Uw verantwoordelijkheden

Als u meerdere sinks voor logboekregistratie hebt, voegt u overhead toe aan het beveiligen, controleren, analyseren en opvragen van audittrailgegevens. Plan uw audittrailtopologieën om balans te vinden tussen volledige isolatie van audittrails en beheerproblemen.

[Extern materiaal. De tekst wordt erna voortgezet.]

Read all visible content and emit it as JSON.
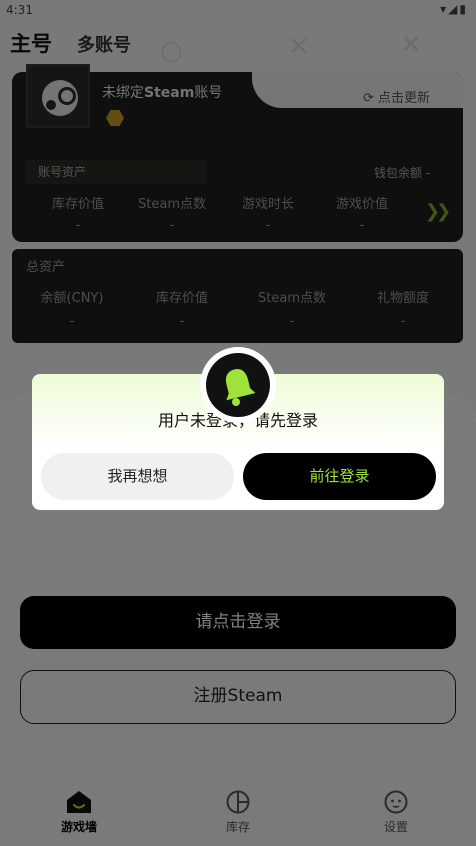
{
  "status_bar": {
    "time": "4:31",
    "icons": [
      "wifi-icon",
      "signal-icon",
      "battery-icon"
    ]
  },
  "top_nav": {
    "main_tab": "主号",
    "multi_tab": "多账号"
  },
  "account_card": {
    "unbound_prefix": "未绑定",
    "unbound_brand": "Steam",
    "unbound_suffix": "账号",
    "refresh_label": "点击更新",
    "asset_label": "账号资产",
    "wallet_label": "钱包余额 -",
    "metrics": [
      {
        "label": "库存价值",
        "value": "-"
      },
      {
        "label": "Steam点数",
        "value": "-"
      },
      {
        "label": "游戏时长",
        "value": "-"
      },
      {
        "label": "游戏价值",
        "value": "-"
      }
    ]
  },
  "total_card": {
    "label": "总资产",
    "metrics": [
      {
        "label": "余额(CNY)",
        "value": "-"
      },
      {
        "label": "库存价值",
        "value": "-"
      },
      {
        "label": "Steam点数",
        "value": "-"
      },
      {
        "label": "礼物额度",
        "value": "-"
      }
    ]
  },
  "sheet": {
    "login_label": "请点击登录",
    "register_label": "注册Steam"
  },
  "bottom_tabs": [
    {
      "label": "游戏墙",
      "icon": "house-icon",
      "active": true
    },
    {
      "label": "库存",
      "icon": "library-icon",
      "active": false
    },
    {
      "label": "设置",
      "icon": "settings-icon",
      "active": false
    }
  ],
  "dialog": {
    "message": "用户未登录，请先登录",
    "cancel_label": "我再想想",
    "confirm_label": "前往登录",
    "icon": "bell-icon",
    "accent_color": "#9fe33a"
  }
}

Integreer logboeken indien mogelijk. Het voordeel is de mogelijkheid om gegevens efficiënt te controleren, analyseren en er query's op uit te voeren. Azure biedt verschillende technologieopties. U kunt Azure Monitor-containerinzichten gebruiken om logboeken naar een Log Analytics-werkruimte te schrijven. Een andere optie is om gegevens te integreren in SIEM-oplossingen (Security Information and Event Management), zoals Microsoft Sentinel. Andere populaire opties van derden zijn Splunk, QRadar en ArcSight. Microsoft Defender voor Cloud en Azure Monitor ondersteunen al deze oplossingen. Deze oplossingen zijn alleen toevoeggegevenssinks om ervoor te zorgen dat het pad niet kan worden gewijzigd.

Defender voor Cloud kunt resultaten exporteren met geconfigureerde intervallen. Zie Continue export voor meer informatie.

Alle logboeken worden bewaard met ten minste drie exemplaren in één regio. Als back-upstrategie kunt u meer kopieën hebben door back-up of replicatie tussen regio's in te schakelen. Alle logboekvermeldingen zijn alleen beschikbaar via beveiligde HTTP(s) kanalen.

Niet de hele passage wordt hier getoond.